The good news is that there are a lot of foods that are rich in calcium, even more so than a glass of milk. Yet somehow in America, we end up believing that milk is the primary source of calcium…

Orange Juice with Added Calcium – Oranges are natural sources of calcium, but many brands of orange juice will add more calcium. Looks for juice packages marked as, “with calcium” or “plus calcium”. A cup of frozen orange juice from concentrate with added calcium contains 1,514 mg of calcium. Remember to drink some water after drinking orange juice, just to wash away the sugars.

Tofu with Added Calcium – Raw, firm tofu with added calcium delivers 861 mg of calcium per half cup. Better yet, tofu is naturally gluten-free and contains no cholesterol. It’s also high in protein. If you’re already in the habit of cooking yourself at least one meal a day, think about ways to add diced tofu. Stir fry is a great way to add tofu, but also use it in ramen, or toss it into salads.

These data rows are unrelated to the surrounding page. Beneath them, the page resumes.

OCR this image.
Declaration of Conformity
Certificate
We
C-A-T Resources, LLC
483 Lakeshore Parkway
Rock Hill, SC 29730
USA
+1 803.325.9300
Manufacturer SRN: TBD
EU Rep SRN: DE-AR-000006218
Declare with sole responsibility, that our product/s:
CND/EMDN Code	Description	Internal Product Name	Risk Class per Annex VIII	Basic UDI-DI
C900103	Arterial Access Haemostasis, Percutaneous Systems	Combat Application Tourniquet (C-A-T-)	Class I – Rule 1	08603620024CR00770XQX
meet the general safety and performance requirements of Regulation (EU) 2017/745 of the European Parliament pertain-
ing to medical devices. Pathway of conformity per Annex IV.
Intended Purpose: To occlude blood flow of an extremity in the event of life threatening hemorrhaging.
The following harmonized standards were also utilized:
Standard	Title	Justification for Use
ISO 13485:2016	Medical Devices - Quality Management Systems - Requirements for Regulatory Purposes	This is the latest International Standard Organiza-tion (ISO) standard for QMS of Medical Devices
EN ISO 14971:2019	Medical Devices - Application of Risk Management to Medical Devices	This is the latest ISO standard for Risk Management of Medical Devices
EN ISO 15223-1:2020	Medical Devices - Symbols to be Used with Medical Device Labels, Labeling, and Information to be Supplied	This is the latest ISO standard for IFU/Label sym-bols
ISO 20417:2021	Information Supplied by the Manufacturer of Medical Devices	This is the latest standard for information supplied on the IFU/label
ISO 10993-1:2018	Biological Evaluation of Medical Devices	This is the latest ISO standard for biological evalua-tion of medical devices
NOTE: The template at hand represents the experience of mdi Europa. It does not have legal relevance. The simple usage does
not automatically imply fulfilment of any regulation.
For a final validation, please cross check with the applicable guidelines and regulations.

Canned Fish – Canned sardines (569 mg per cup) and salmon (241 mg per cup) are great sources of calcium, but only if you eat the bones. That’s where all the calcium is. In canned fish, the bones are pretty soft and easily digestible. They’re best used as a topping on steamed rice, but interestingly, some people love them on pizzas.

Beans – This “musical fruit” has long been a staple for its high protein and nutritional content. Among them is calcium. One cup of soybeans contains 515 mg of calcium, white beans have 485 mg and kidney beans serve up 359 mg.

Almonds – With 246 mg of calcium per cup (a couple of handfuls), almonds are a great snack. Also high in healthy fats, fiber, magnesium and vitamin E, no wonder almonds are now being produced into milks and spreads.

Leafy Green Vegetables – Fresh foods like kale (179 mg per cup), frozen collard greens (357 mg per cup) and cooked spinach (257 mg per cup) are great sources of calcium. But because they’re so low in sugar and calories, yet high in vitamins and fiber, they’ve become a modern-day wonder-food.

Soy Milk – If your recipes call for milk, try replacing it with soy milk. On average, soy milk enhanced with calcium contains 340 mg per cup (compared to about 61 mg per cup if it’s unfortified). Don’t overlook almond milk too.